Thursday, 22 August 2013

"Backwardness"

Poul Anderson's "Backwardness" (Kinship With The Stars, New York, 1991) identifies itself as science fiction at the very end of its first paragraph by informing us that a con man spends his spoils not only in Florida but also in Greenland Resort or even further away in Luna City. The name "Luna City" takes the reader right back to Robert Heinlein's Future History.

What happens next? The Galactics have arrived and are negotiating with the UN. Not the same "Galactics" as in Anderson's "Details" but another fictitious humanoid race that has faster than light travel and that comes to us before we have gone to them.

In fact, this is another "Galactic Federation" story. As I said when discussing Anderson's "Peek! I See You!," the Galactic Federation is not a single sf series but a kind of premise for disparate stories: there is a Federation out there but the details like how to join are for each writer to devise. "Backwardness" exists because Anderson has, in his own words, thought of another twist to a cliche. The clue is in the title. Who is backward? Us or a million year old civilization with interstellar travel?
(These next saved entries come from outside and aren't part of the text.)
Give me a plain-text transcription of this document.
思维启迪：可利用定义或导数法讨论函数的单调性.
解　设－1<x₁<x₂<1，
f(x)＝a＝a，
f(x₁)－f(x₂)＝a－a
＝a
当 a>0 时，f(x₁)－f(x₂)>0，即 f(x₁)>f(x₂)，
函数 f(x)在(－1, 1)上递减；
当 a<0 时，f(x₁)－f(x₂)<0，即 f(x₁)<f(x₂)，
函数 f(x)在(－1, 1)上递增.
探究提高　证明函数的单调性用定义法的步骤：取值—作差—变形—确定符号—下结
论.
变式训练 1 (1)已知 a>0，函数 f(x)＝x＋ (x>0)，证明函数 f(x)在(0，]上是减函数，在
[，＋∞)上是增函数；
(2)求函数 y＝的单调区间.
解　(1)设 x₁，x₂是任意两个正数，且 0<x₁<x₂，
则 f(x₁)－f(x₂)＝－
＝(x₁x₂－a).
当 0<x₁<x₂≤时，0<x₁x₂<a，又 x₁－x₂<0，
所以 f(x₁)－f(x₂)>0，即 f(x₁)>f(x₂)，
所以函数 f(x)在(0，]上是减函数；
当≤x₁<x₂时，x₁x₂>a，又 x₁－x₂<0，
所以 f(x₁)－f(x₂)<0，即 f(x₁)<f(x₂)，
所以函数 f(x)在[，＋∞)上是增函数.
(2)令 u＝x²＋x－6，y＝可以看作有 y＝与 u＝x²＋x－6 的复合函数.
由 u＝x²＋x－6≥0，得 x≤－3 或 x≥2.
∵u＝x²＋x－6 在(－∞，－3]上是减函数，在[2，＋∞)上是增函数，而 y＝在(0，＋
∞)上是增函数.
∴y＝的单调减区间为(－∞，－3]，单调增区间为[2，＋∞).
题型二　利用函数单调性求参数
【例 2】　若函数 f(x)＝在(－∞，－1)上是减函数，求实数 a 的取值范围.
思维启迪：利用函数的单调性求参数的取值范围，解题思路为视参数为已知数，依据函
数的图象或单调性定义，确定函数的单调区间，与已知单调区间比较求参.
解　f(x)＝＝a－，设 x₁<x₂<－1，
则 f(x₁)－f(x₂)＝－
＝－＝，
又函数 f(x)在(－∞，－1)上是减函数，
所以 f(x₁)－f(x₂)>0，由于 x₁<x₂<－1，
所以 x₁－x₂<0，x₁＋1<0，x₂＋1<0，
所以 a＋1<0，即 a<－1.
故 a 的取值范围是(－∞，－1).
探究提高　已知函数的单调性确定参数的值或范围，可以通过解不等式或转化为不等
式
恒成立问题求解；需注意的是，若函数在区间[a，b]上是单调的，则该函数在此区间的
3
Some freak of mutation gave Earthmen an average IQ higher than they needed for survival. Given enough time, the Galactics, with their lower average IQ, discovered enough physics to give them military and interstellar technology but they are only a short way ahead of Earth in those respects and behind in every other way so who is going to wind up running the Federation?

Human superiority was a feature of Campbell-influenced sf but Anderson, covering every possibility, also has stories in which aliens are superior. In fact, I remember a story that was the obverse of "Backwardness," in which an alien race was more intelligent. That story is probably in the collection The Gods Laughed and I will come across it when rereading.

1 comment:

Sean M. Brooks said...

Hi, Paul!

"Backwardness" is one story which doesn't seem to ring any bells in my memory. Not sure if I ever read it. And, I agree, Anderson liked playing with almost any scenario: such as human or non human superiority.